For one morning, though, Lin and I – dressed to the nines in kit rarely subjected to social inspection – stepped into a place of serenity and warmth, hosted by new(ish) Governor-General Dame Cindy Kiro.
She seemed born to the role.
She did her bit seemingly oblivious to the personal risk of Covid, relying on eight individuals like me to have taken care not to catch it in weeks leading up to what was probably the biggest day of our lives.
She wore no mask as she addressed us, shook our hands, had the formal photo taken, and in one case anointed a new knight, Sir Chris Farrelly, with a sword, as he knelt on a footstool.
It was equipped with a raised handrail to assist those for whom arthritic knees are more or less de rigeur. Like mine, I mean.
Yes, you read the number of recipients correctly: just eight of us, each with a group of five friends and family. In my case that was Lin, my son Kirk, daughter-in-law Megan and Ollie (12) and Amelia (10).
Covid has forced a rethink of investitures. What was once a grand, much-peopled occasion is split into many small, intimate ones.
The GG did the honours on more than a dozen separate morning and afternoon sessions in Auckland on six days of last week and some this week, hoping she didn’t catch Covid before heading off to represent us at the Queen’s 70th anniversary in the UK.

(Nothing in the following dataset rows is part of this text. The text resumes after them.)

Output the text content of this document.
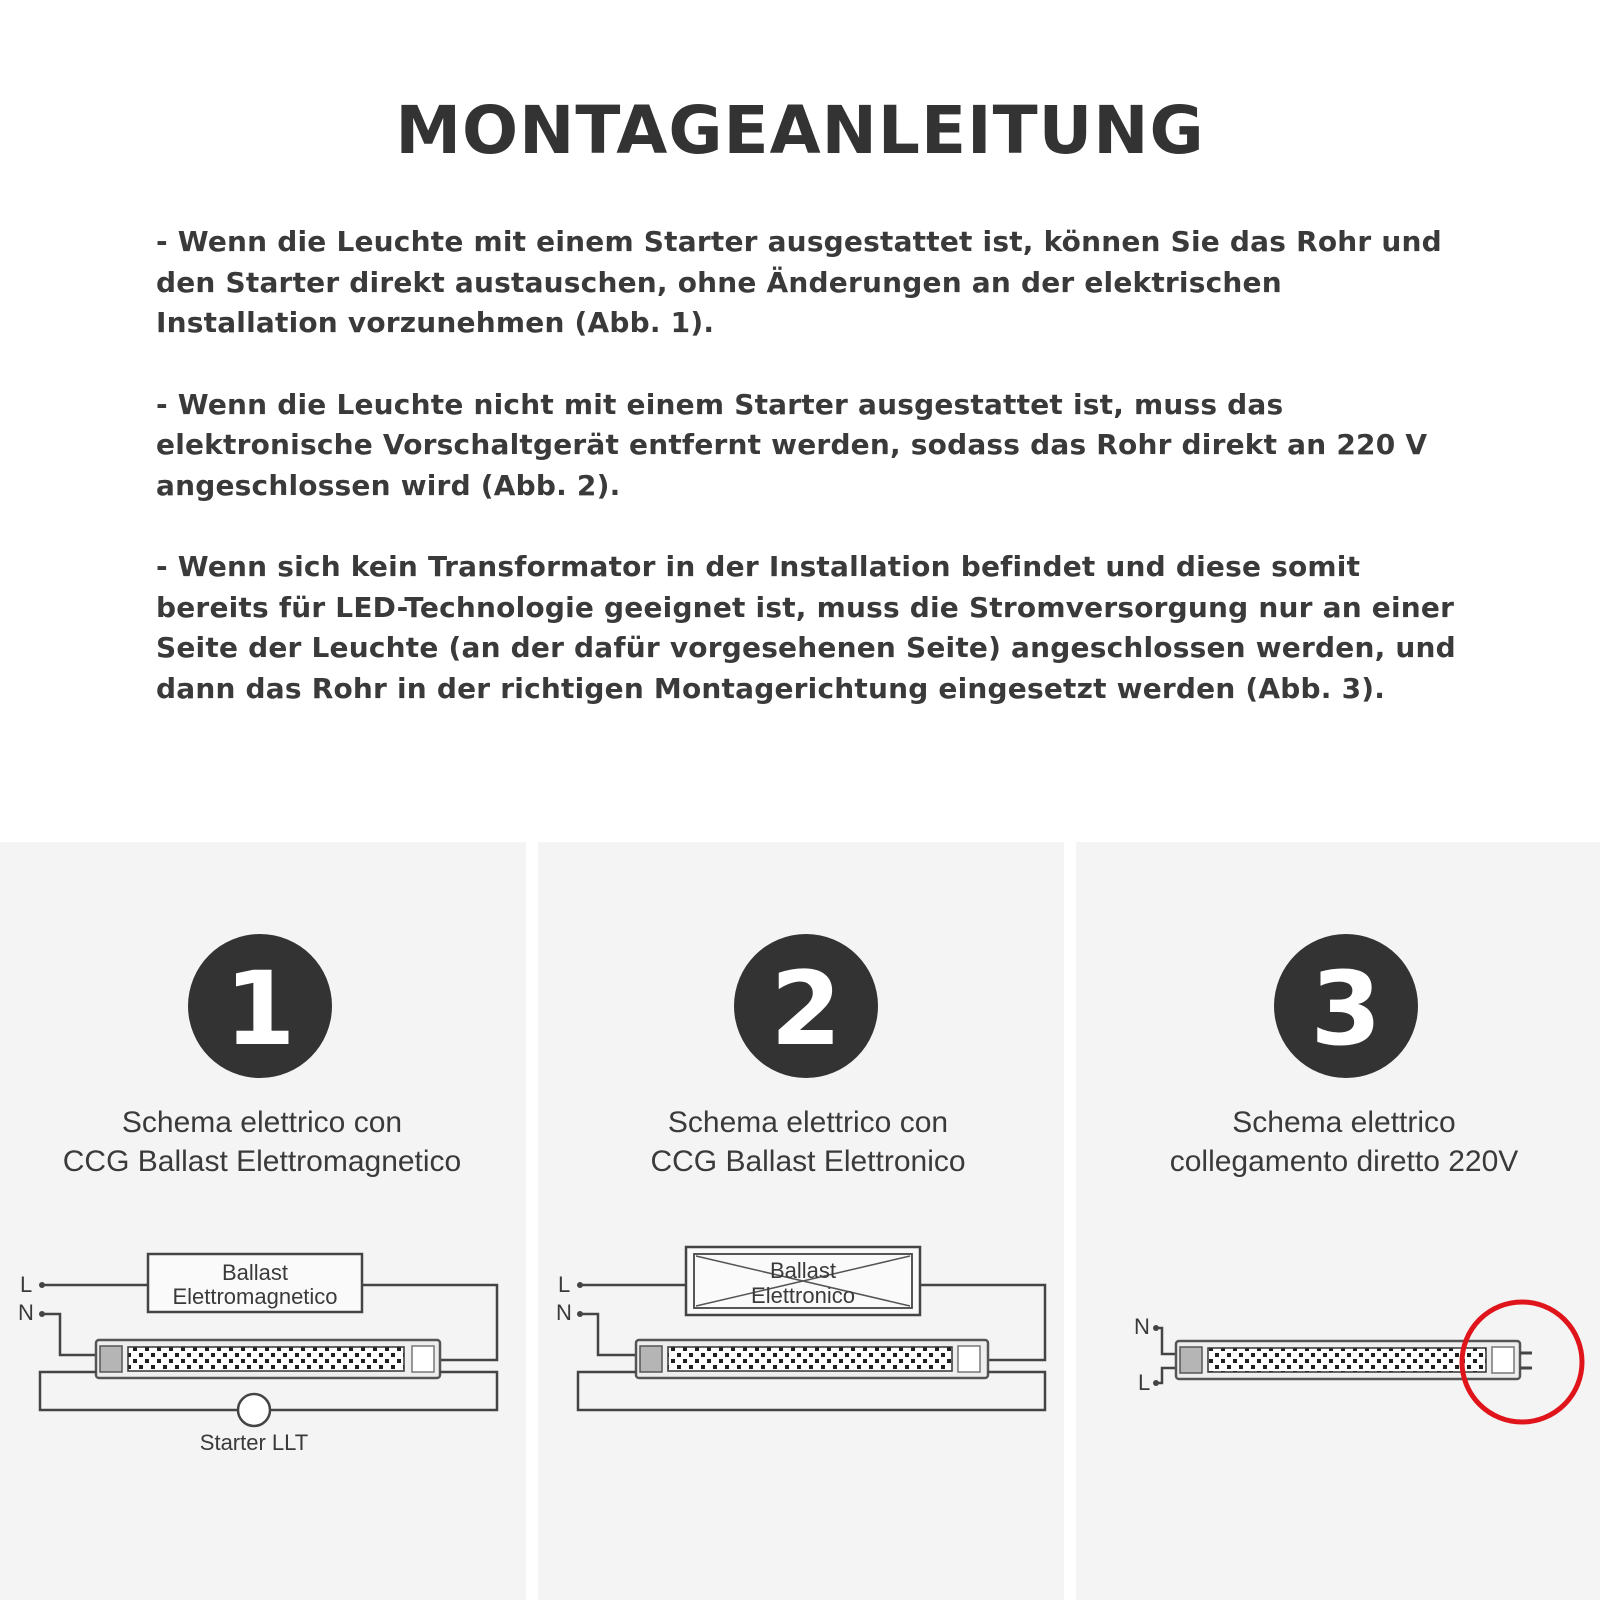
MONTAGEANLEITUNG

- Wenn die Leuchte mit einem Starter ausgestattet ist, können Sie das Rohr und den Starter direkt austauschen, ohne Änderungen an der elektrischen Installation vorzunehmen (Abb. 1).

- Wenn die Leuchte nicht mit einem Starter ausgestattet ist, muss das elektronische Vorschaltgerät entfernt werden, sodass das Rohr direkt an 220 V angeschlossen wird (Abb. 2).

- Wenn sich kein Transformator in der Installation befindet und diese somit bereits für LED-Technologie geeignet ist, muss die Stromversorgung nur an einer Seite der Leuchte (an der dafür vorgesehenen Seite) angeschlossen werden, und dann das Rohr in der richtigen Montagerichtung eingesetzt werden (Abb. 3).

1
Schema elettrico con
CCG Ballast Elettromagnetico
Ballast
Elettromagnetico
L
N
Starter LLT
2
Schema elettrico con
CCG Ballast Elettronico
Ballast
Elettronico
L
N
3
Schema elettrico
collegamento diretto 220V
N
L
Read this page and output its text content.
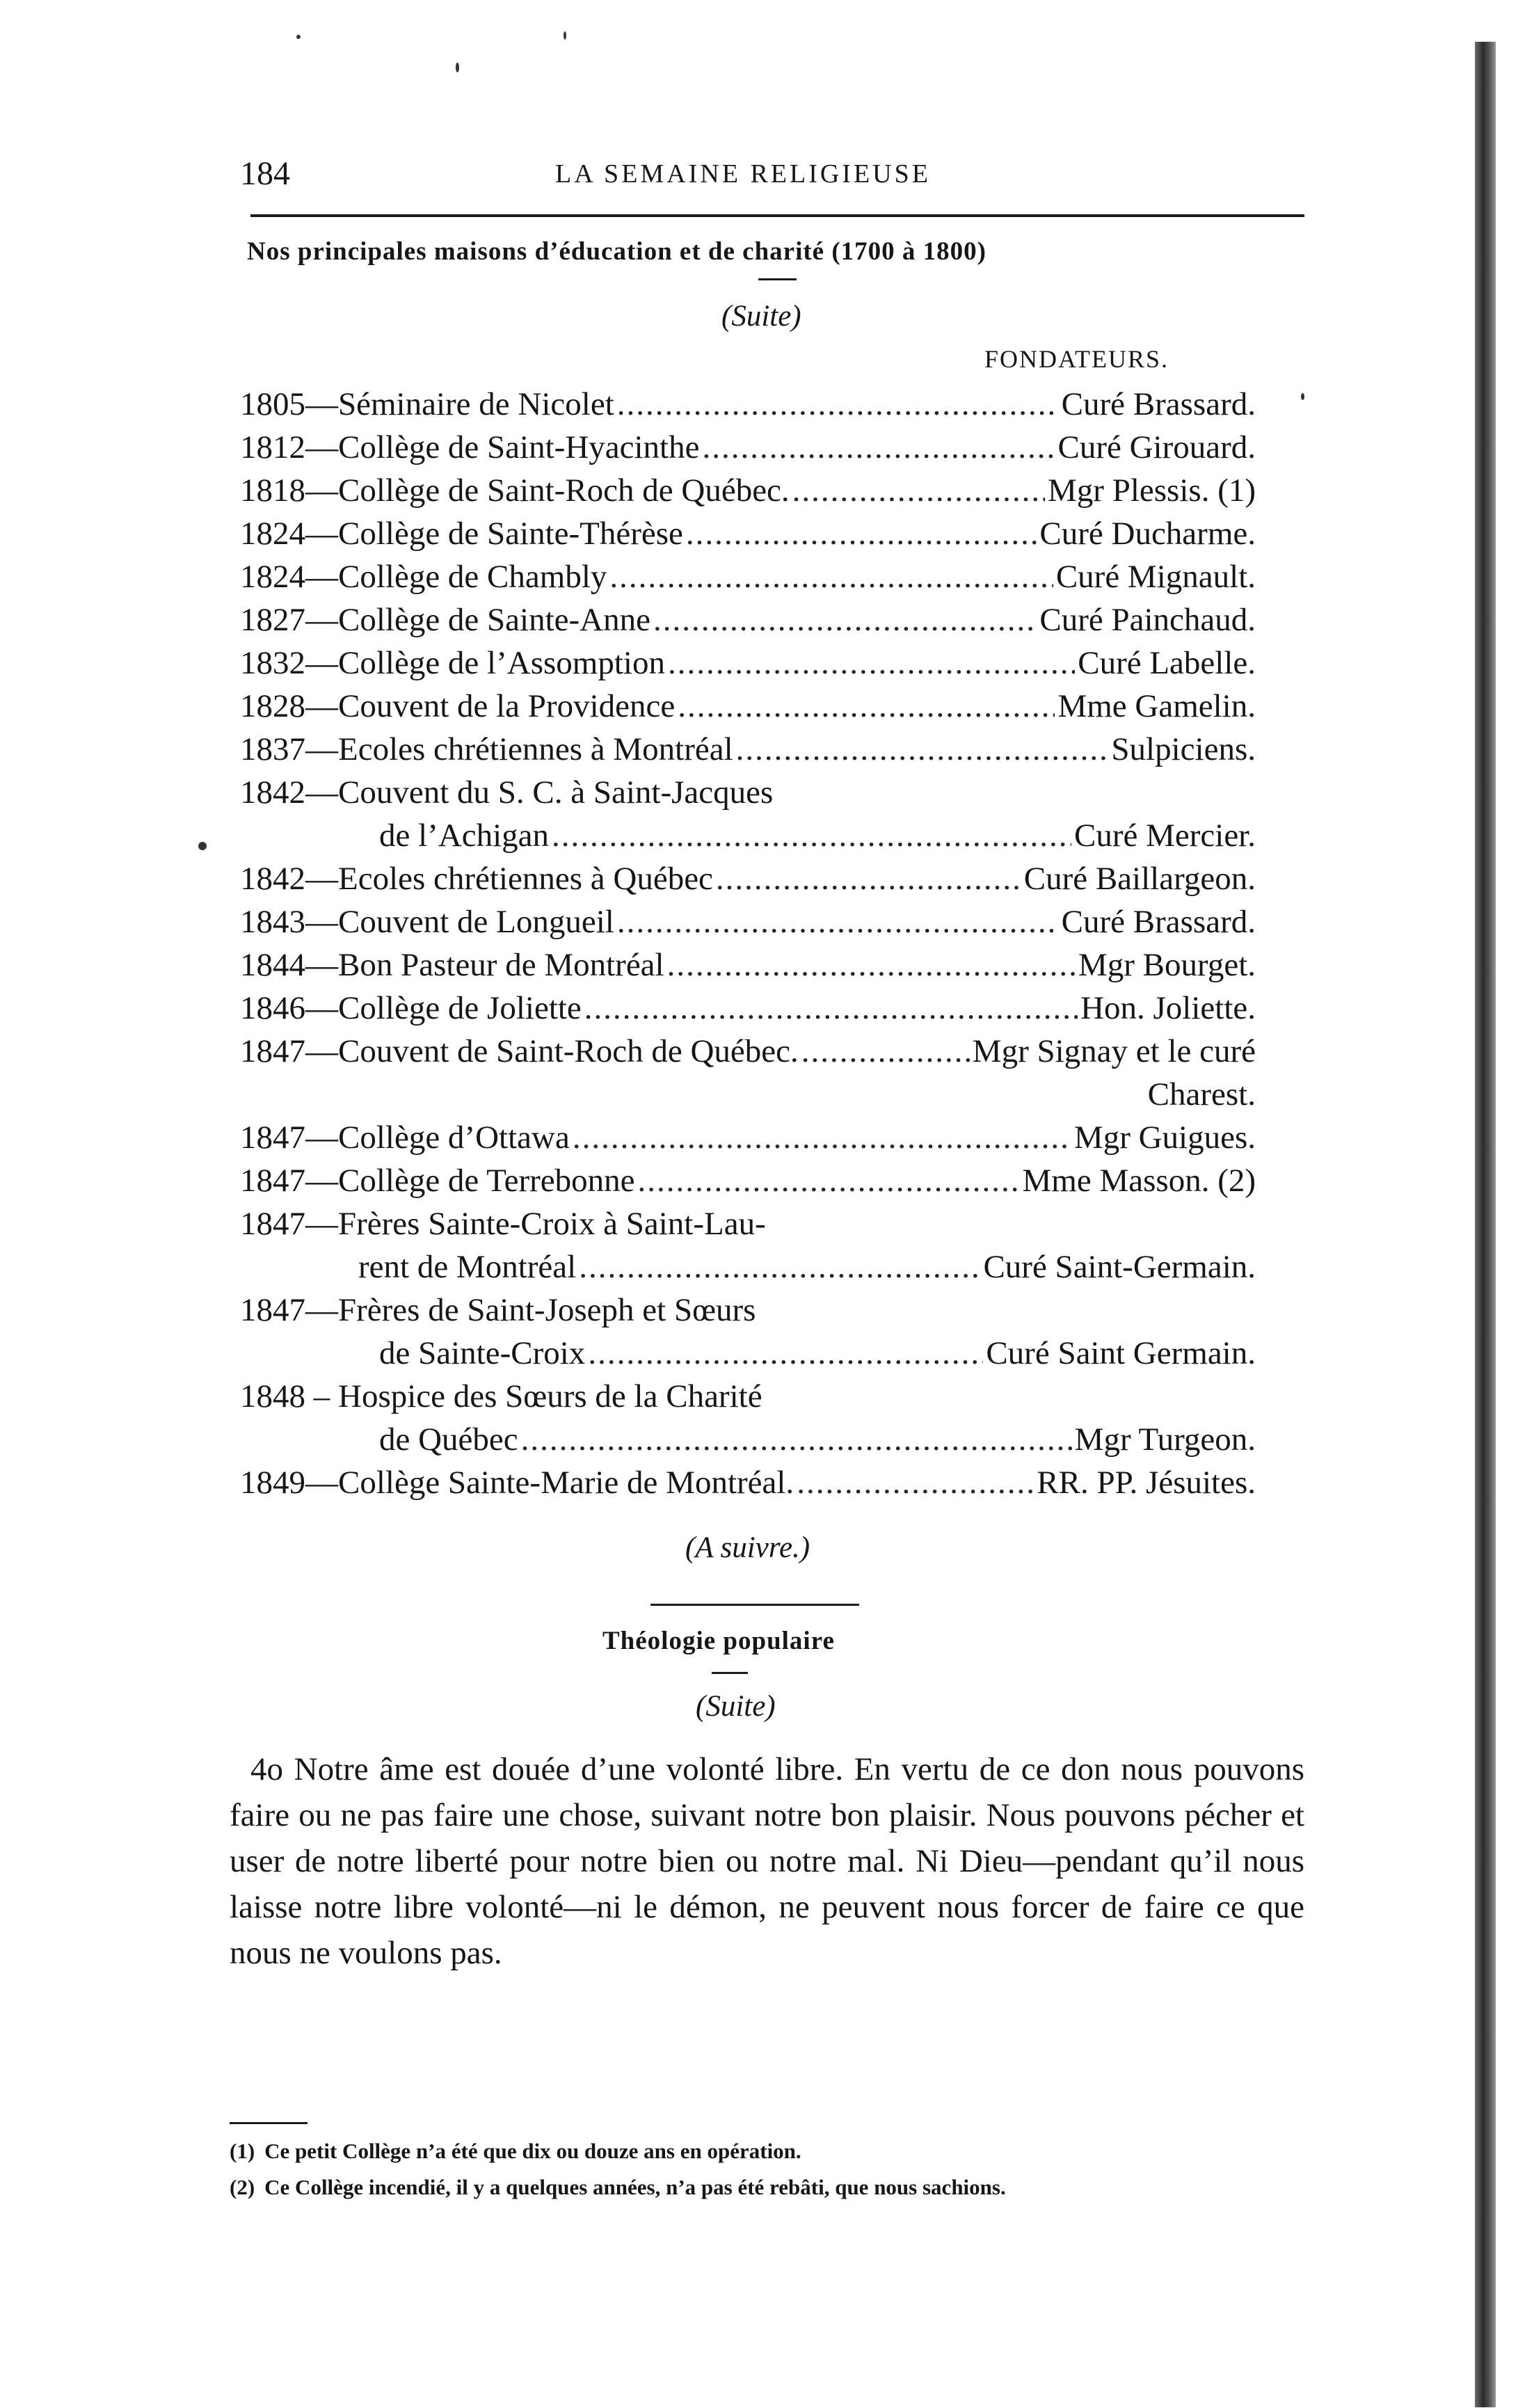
184	LA SEMAINE RELIGIEUSE
Nos principales maisons d’éducation et de charité (1700 à 1800)
(Suite)
FONDATEURS.
1805—Séminaire de Nicolet .....	Curé Brassard.
1812—Collège de Saint-Hyacinthe .....	Curé Girouard.
1818—Collège de Saint-Roch de Québec. .....	Mgr Plessis. (1)
1824—Collège de Sainte-Thérèse .....	Curé Ducharme.
1824—Collège de Chambly .....	Curé Mignault.
1827—Collège de Sainte-Anne .....	Curé Painchaud.
1832—Collège de l’Assomption .....	Curé Labelle.
1828—Couvent de la Providence .....	Mme Gamelin.
1837—Ecoles chrétiennes à Montréal .....	Sulpiciens.
1842—Couvent du S. C. à Saint-Jacques
de l’Achigan .....	Curé Mercier.
1842—Ecoles chrétiennes à Québec .....	Curé Baillargeon.
1843—Couvent de Longueil .....	Curé Brassard.
1844—Bon Pasteur de Montréal .....	Mgr Bourget.
1846—Collège de Joliette .....	Hon. Joliette.
1847—Couvent de Saint-Roch de Québec. .....	Mgr Signay et le curé
Charest.
1847—Collège d’Ottawa .....	Mgr Guigues.
1847—Collège de Terrebonne .....	Mme Masson. (2)
1847—Frères Sainte-Croix à Saint-Lau-
rent de Montréal .....	Curé Saint-Germain.
1847—Frères de Saint-Joseph et Sœurs
de Sainte-Croix .....	Curé Saint Germain.
1848 – Hospice des Sœurs de la Charité
de Québec .....	Mgr Turgeon.
1849—Collège Sainte-Marie de Montréal. .....	RR. PP. Jésuites.
(A suivre.)
Théologie populaire
(Suite)

4o Notre âme est douée d’une volonté libre. En vertu de ce don nous pouvons faire ou ne pas faire une chose, suivant notre bon plaisir. Nous pouvons pécher et user de notre liberté pour notre bien ou notre mal. Ni Dieu—pendant qu’il nous laisse notre libre volonté—ni le démon, ne peuvent nous forcer de faire ce que nous ne voulons pas.

(1) Ce petit Collège n’a été que dix ou douze ans en opération.
(2) Ce Collège incendié, il y a quelques années, n’a pas été rebâti, que nous sachions.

Everyone involved agrees it’s a better way. The line-up resembling a school prize-giving has gone. Recipients are no longer immediately separated from supporters and led away to be advised on procedure and not see family again until after honours were bestowed.
For our occasion, each group had its own table, set out in a room the size of a grand hotel foyer, looking out to the lawn where Prince William probably did his famous buzzy-bee coming out in 1983.
The day was fine, the grounds of Government House earlier wreathed in mist. The chief organiser said she’d taken pictures of it, such was its arresting beauty.
Speaking of arrests, there were none. We’d been advised anti-government protestors might be at the main gate.
They weren’t, probably on advice from their public relations person that annoying a bunch of citizens about to be anointed is not the best way into the hearts of New Zealanders.
From the moment we arrived after navigating the warren of Mt Eden’s mansions and narrow streets, we were attended by a staff of police, army and government personnel.
They welcomed us like old friends, thanks to an intricate lead-up of emails and snail-mail since the honours were announced last New Year.
After sitting down at our table, I was asked by the chief organiser if I would be the guinea-pig recipient for a rehearsal. Showing was better than telling, she advised us in her briefing.
It was, although something odd happened to my brain after the eight of us were taken out into the entrance hallway to stand under the stern gaze of Her Majesty’s portrait and await the arrival of the Governor-General and her party – I forgot pretty much every detail.
No matter. “Our” sole knight, Sir Chris, went first. None of the rest of us had to kneel, but his encounter was otherwise what we would have to do.
Your name is called and you stand at your table while a man at a lectern reads out the citation on why you’re there.
You step up. There’s a handshake and quiet word from Dame Cindy, the pinning on of your decoration by an Army person, a turn to pose for the photographer and videographer, and another quick word.
I blurted out something inappropriate about my surprise anyone would want to reward a journalist, but she reassured me journalism has a vital role in society.
My photo session was slightly different. She didn’t put her arm around me, which was appropriate given my lifelong aloofness from “the system”.
High tea followed, then back out to the world – to hear Auckland had just had its ninth street slaying of autumn. For a moment or three, though, nothing like that figured in our consciousness.